O poder de Raniere sobre as suas seguidoras é exatamente a questão apresentada na acusação criminal federal, cujo sigilo foi levantado nesta semana.

Desde 2003, Raniere foi o responsável pela Nxivm (que se pronuncia Nex-i-um). A organização de autoajuda promete introduzir seus seguidores a “uma nova compreensão ética” com uma mistura de jargões New Age e de autodeterminação baseada em Ayn Rand, escritora norte-americana que desenvolveu o “Objetivismo”. No entanto, conforme as autoridades federais, Raniere usava de sua posição de poder para prender mulheres em uma relação bizarra de “mestre-escrava”.

“Raniere tem mantido um grupo rotativo de quinze a vinte mulheres com quem ele mantém relações sexuais”, diz a acusação. “Essas mulheres são proibidas de ter relações sexuais com qualquer pessoa além de Raniere ou de falar com outras pessoas sobre o relacionamento entre elas e Raniere. Alguns dos ensinamentos que faziam parte do currículo da Nxivm tratavam sobre a necessidade dos homens em ter diversas parceiras sexuais e a necessidade das mulheres em serem monogâmicas.”

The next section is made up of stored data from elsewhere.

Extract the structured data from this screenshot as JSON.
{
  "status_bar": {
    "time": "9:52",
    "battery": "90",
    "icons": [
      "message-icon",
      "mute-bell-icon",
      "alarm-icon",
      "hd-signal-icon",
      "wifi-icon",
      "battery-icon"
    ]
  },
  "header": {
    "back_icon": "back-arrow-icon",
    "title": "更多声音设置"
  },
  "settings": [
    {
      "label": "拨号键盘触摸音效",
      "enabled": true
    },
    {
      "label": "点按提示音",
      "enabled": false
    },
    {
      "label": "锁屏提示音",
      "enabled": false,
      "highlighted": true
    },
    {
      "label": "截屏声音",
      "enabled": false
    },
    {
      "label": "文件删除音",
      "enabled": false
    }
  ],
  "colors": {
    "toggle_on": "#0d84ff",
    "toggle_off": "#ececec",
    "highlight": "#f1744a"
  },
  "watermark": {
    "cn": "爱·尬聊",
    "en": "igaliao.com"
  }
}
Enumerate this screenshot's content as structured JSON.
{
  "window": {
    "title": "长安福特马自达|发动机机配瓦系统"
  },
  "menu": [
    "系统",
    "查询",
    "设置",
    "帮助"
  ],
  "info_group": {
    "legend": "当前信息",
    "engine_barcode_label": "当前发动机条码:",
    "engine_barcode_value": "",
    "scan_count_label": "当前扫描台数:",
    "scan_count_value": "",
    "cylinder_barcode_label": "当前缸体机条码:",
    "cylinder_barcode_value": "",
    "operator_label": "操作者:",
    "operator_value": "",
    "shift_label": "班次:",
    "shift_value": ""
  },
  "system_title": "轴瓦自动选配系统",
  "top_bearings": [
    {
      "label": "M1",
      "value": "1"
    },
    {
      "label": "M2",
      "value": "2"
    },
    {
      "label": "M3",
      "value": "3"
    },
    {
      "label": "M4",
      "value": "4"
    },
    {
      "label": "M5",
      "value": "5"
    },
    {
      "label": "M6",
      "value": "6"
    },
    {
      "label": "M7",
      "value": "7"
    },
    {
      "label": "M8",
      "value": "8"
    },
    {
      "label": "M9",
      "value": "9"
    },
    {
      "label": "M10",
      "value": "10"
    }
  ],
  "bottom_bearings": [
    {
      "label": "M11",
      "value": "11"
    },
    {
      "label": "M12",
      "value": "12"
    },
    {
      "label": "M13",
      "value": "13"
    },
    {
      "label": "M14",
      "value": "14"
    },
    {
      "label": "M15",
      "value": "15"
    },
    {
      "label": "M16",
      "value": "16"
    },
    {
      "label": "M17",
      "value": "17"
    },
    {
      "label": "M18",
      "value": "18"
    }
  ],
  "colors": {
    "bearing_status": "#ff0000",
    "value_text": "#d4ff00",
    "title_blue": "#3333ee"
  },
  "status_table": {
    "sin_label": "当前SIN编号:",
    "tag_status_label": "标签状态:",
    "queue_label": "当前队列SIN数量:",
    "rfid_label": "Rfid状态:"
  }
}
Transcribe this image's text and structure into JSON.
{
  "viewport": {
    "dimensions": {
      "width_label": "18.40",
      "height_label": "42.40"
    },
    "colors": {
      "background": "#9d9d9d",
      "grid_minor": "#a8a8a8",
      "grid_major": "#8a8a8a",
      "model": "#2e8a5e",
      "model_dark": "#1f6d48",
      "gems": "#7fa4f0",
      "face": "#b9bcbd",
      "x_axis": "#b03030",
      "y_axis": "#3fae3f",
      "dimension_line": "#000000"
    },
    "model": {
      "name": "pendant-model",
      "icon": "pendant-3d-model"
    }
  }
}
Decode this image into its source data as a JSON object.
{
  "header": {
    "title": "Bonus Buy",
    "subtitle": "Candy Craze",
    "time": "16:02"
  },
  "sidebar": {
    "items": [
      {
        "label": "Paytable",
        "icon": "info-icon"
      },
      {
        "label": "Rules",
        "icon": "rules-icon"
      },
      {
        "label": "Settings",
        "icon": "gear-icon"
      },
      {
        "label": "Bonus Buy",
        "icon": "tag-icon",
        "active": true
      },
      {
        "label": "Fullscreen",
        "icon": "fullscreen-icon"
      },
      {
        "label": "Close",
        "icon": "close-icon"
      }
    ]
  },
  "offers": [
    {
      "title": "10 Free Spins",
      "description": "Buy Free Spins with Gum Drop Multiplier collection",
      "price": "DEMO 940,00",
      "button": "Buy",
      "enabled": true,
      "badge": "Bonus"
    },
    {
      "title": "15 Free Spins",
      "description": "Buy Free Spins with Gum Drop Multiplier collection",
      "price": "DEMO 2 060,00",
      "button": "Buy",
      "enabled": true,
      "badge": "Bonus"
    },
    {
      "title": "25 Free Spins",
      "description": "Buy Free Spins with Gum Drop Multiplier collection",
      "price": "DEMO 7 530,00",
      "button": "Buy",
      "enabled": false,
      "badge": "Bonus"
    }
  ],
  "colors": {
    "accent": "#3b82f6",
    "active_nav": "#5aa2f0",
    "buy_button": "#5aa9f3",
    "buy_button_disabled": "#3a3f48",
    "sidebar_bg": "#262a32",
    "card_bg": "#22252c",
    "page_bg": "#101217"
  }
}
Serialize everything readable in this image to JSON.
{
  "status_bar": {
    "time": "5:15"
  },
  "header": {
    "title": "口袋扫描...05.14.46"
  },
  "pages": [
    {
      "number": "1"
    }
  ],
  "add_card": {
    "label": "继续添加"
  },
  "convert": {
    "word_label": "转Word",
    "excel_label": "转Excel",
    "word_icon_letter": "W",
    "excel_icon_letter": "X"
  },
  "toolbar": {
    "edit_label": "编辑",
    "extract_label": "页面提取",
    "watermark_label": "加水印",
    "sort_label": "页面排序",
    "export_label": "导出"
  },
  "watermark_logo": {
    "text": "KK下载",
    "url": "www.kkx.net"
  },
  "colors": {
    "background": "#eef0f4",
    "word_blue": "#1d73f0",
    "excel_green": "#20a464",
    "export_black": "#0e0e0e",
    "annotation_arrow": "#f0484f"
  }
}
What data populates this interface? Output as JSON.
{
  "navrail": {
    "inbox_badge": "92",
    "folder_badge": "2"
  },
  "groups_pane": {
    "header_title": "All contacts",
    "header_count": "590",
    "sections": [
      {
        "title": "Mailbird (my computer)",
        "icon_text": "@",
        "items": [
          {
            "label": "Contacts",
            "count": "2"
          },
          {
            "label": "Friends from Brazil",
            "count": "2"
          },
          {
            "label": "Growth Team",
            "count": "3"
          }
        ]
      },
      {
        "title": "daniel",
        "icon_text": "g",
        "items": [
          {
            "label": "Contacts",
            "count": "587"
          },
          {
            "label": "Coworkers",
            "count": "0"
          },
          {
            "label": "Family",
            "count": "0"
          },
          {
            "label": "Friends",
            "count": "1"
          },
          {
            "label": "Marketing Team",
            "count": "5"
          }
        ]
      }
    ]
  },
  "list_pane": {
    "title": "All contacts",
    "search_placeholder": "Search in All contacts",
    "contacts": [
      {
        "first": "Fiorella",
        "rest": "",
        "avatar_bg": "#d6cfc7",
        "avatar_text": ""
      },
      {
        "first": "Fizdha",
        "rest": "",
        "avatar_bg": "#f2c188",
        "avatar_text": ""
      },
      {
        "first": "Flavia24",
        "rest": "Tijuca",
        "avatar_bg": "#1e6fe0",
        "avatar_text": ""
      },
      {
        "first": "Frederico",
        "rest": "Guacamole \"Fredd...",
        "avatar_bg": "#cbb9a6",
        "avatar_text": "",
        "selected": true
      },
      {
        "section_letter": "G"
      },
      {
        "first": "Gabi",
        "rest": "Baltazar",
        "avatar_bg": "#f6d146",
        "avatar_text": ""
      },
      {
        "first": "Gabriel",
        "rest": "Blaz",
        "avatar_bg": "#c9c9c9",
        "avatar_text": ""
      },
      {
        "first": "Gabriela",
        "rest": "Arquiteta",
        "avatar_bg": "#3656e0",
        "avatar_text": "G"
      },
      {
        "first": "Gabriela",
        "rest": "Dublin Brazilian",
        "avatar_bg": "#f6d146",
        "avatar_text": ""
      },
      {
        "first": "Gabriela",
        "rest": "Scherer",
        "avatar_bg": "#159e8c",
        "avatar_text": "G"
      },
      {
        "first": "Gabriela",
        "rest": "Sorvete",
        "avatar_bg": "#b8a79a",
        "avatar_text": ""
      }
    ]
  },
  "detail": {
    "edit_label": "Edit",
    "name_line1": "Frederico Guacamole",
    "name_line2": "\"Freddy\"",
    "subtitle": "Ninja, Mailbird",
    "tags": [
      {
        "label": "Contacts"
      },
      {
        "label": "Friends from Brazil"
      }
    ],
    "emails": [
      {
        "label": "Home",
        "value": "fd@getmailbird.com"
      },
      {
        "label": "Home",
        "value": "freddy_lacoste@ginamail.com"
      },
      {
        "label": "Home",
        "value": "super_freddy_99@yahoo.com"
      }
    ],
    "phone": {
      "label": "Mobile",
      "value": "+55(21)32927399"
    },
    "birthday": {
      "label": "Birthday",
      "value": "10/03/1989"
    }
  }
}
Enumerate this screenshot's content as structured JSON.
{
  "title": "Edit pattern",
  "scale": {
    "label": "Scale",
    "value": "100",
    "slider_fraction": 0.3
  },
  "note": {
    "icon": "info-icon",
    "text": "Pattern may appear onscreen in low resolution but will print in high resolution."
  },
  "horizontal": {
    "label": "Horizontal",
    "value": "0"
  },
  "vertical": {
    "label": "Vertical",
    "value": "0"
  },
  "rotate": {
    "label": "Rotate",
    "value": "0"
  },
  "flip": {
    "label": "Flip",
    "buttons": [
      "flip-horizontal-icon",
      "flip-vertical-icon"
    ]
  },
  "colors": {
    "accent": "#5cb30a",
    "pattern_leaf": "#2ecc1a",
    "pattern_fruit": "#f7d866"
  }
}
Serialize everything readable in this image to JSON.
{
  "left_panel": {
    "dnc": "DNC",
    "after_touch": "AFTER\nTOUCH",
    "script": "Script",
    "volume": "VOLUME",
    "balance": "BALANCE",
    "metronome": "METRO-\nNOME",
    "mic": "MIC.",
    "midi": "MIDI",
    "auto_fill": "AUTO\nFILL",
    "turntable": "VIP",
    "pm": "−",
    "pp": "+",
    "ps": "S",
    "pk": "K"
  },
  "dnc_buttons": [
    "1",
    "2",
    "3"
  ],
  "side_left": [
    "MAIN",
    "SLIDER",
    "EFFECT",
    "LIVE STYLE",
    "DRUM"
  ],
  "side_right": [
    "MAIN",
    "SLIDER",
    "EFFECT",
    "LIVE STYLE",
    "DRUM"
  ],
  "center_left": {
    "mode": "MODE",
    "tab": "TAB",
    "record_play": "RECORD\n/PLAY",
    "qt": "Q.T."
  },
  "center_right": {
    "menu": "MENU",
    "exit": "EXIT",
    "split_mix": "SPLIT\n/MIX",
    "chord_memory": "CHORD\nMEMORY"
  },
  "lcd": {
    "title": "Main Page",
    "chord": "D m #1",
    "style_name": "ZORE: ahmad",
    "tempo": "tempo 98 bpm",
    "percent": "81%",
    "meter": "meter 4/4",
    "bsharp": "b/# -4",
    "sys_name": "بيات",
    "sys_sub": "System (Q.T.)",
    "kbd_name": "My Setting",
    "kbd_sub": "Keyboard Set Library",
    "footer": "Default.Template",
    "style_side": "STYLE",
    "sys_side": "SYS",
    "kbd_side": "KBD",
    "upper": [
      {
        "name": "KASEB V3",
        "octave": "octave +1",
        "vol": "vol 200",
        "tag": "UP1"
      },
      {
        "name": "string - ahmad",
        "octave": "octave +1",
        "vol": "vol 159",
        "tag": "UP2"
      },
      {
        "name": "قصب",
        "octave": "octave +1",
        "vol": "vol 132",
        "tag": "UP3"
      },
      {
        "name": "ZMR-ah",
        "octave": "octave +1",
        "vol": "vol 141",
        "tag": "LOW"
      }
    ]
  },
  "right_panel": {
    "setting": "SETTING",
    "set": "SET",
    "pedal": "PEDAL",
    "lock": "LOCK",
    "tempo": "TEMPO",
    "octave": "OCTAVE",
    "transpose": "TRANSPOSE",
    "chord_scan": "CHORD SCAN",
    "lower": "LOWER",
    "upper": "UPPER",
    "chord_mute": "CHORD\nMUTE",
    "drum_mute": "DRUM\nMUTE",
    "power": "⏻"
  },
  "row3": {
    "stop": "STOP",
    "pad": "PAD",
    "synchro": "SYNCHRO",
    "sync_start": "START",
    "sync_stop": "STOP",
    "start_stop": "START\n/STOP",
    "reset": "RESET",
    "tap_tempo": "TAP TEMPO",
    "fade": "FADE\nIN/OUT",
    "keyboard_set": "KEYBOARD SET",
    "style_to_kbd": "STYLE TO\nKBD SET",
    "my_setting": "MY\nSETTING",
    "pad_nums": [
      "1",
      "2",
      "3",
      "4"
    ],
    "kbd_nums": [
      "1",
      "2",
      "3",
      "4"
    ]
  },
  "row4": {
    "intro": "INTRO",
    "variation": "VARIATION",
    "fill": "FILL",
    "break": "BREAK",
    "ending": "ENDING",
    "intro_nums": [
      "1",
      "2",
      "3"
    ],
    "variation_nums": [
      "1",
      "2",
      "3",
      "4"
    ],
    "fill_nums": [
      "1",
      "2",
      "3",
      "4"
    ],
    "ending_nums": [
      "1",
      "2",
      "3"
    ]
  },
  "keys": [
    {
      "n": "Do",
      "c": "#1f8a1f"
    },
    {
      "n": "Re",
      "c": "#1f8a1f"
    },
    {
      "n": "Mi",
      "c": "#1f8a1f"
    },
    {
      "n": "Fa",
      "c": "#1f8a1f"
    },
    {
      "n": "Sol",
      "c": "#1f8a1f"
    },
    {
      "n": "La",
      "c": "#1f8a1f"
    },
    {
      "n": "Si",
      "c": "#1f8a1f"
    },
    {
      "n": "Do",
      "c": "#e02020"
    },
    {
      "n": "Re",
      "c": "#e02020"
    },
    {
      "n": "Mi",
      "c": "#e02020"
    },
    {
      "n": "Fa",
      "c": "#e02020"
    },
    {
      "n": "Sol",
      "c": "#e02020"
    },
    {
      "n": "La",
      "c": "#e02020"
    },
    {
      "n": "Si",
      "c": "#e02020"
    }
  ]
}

As seguidoras, conforme a acusação, eram coagidas a fazer sexo com Raniere em nome da devoção ou pelo medo de exposição pública. As autoridades também acusaram Raniere de forçar mulheres a passarem por um bizarro ritual de “marcação” em que as iniciais dele eram queimadas na região pubiana com uma caneta cauterizadora.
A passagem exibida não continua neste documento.